Faradhita termenung, merasa tidak bisa lagi mengikuti film yang tengah berlangsung di ponselnya. Ia mematikan layar ponselnya dan merebahkannya di atas meja. Masih kelabu dirasakan, karena sudah dibuatnya media sosial baru, tapi unggahan dari media sosial sebelumnya yang sempat dijadikan luapan geram pada adiknya ayah yang memeras, masih berputar-putar dalam benak.

Seorang diri di ruang mengajar, menyadarkannya ketika suhu ruangan semakin terasa dingin. Tiba-tiba terdengar suara seperti mendesis, Faradhita terkejut seraya mengedarkan pandangan ke sekitar. Bukan pertama kali ia mendengar suara misterius itu di tempatnya mengajar bimbel saat ini, dan kali ini ke sekian hingga cukup sukses atensinya teralihkan. Ia semakin terkejut ketika pintu di ruang depan ada yang membuka dari luar, sudah pasti adalah manusia yang melakukannya.

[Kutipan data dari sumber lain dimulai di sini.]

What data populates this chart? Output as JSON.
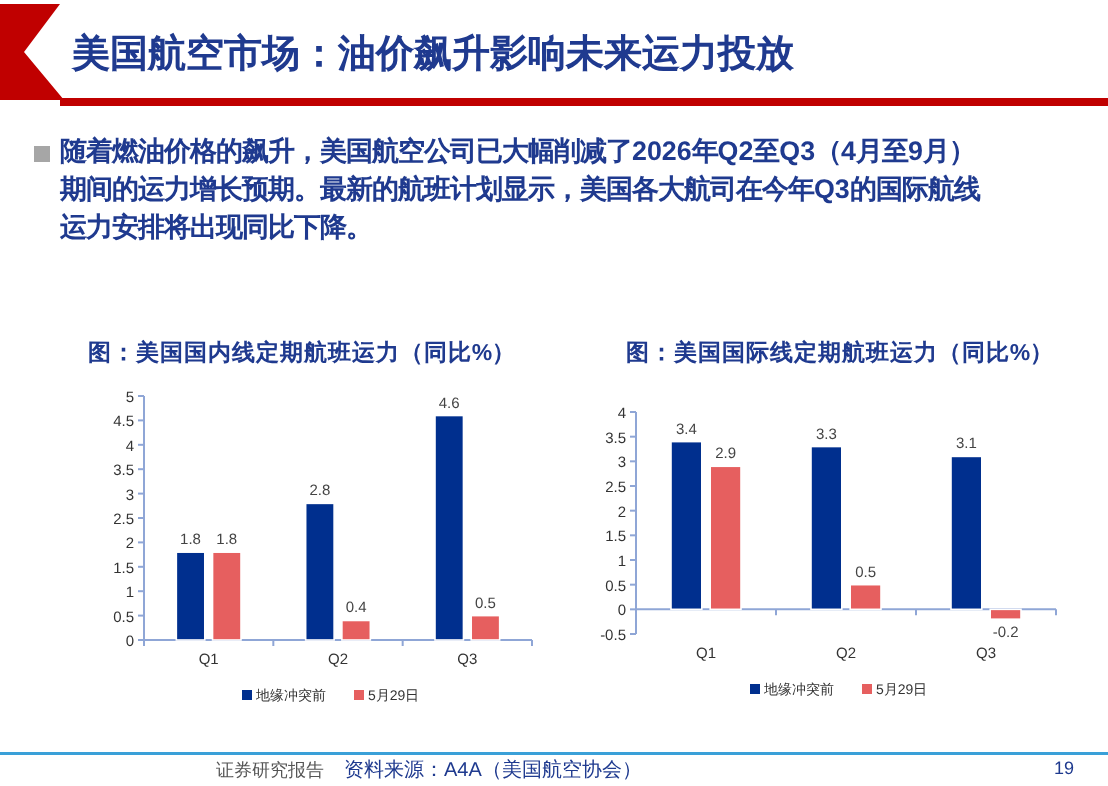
{
  "chart_data": [
    {
      "type": "bar",
      "title": "图：美国国内线定期航班运力（同比%）",
      "categories": [
        "Q1",
        "Q2",
        "Q3"
      ],
      "series": [
        {
          "name": "地缘冲突前",
          "color": "#002f8e",
          "values": [
            1.8,
            2.8,
            4.6
          ]
        },
        {
          "name": "5月29日",
          "color": "#e65f5f",
          "values": [
            1.8,
            0.4,
            0.5
          ]
        }
      ],
      "ylim": [
        0,
        5
      ],
      "yticks": [
        0,
        0.5,
        1,
        1.5,
        2,
        2.5,
        3,
        3.5,
        4,
        4.5,
        5
      ],
      "data_labels": true,
      "legend": "bottom",
      "annotations": [
        "美国航空市场：油价飙升影响未来运力投放",
        "随着燃油价格的飙升，美国航空公司已大幅削减了2026年Q2至Q3（4月至9月）期间的运力增长预期。最新的航班计划显示，美国各大航司在今年Q3的国际航线运力安排将出现同比下降。",
        "证券研究报告",
        "资料来源：A4A（美国航空协会）",
        "19"
      ]
    },
    {
      "type": "bar",
      "title": "图：美国国际线定期航班运力（同比%）",
      "categories": [
        "Q1",
        "Q2",
        "Q3"
      ],
      "series": [
        {
          "name": "地缘冲突前",
          "color": "#002f8e",
          "values": [
            3.4,
            3.3,
            3.1
          ]
        },
        {
          "name": "5月29日",
          "color": "#e65f5f",
          "values": [
            2.9,
            0.5,
            -0.2
          ]
        }
      ],
      "ylim": [
        -0.5,
        4
      ],
      "yticks": [
        -0.5,
        0,
        0.5,
        1,
        1.5,
        2,
        2.5,
        3,
        3.5,
        4
      ],
      "data_labels": true,
      "legend": "bottom"
    }
  ]
}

"Kak? Kenapa?" tanya seorang gadis yang juga seorang pengajar, sama seperti Faradhita. Ia heran ketika memasuki ruang mengajar dan mendapati Faraditha seorang diri dengan wajah waspada.

Orang yang ditanya pun menyengir sambil menggeleng-geleng, namun sorot mata itu terlihat tidak meyakinkan. "Kirain murid, taunya kamu Jesslyn. Hehe..."

Jesslyn tidak bisa percaya begitu saja, ia lalu duduk sampai menabrak Faradhita saat Faradhita kembali akan melanjutkan tontonan melalui ponsel. "Kakak jangan bohong. Aku yakin kakak bukan seorang pembohong!"

Faradhita menoleh pada gadis dengan rambut berombak di sebelahnya itu. Sedikit terharu, karena baru beberapa bulan diterima untuk mengajar, Jesslyn yang lebih dulu sudah menjadi pengajar sebelum Faradhita ternyata bisa memahaminya. Padahal Faradhita sempat khawatir akan mengalami kesulitan berteman baik karena perbedaan agama, mengingat saat masa sekolah pernah ada yang mengejek dan mengajaknya berdebat setelah tidak puas dengan diskusi lintas agama yang disaksikan di internet. Hal yang nyaris sama dialami Jesslyn saat sekolah disindir sebagai satu-satunya bukan muslim di kelas oleh seorang guru—padahal terdapat dalil berupa tidak ada paksaan dalam memeluk agama Islam.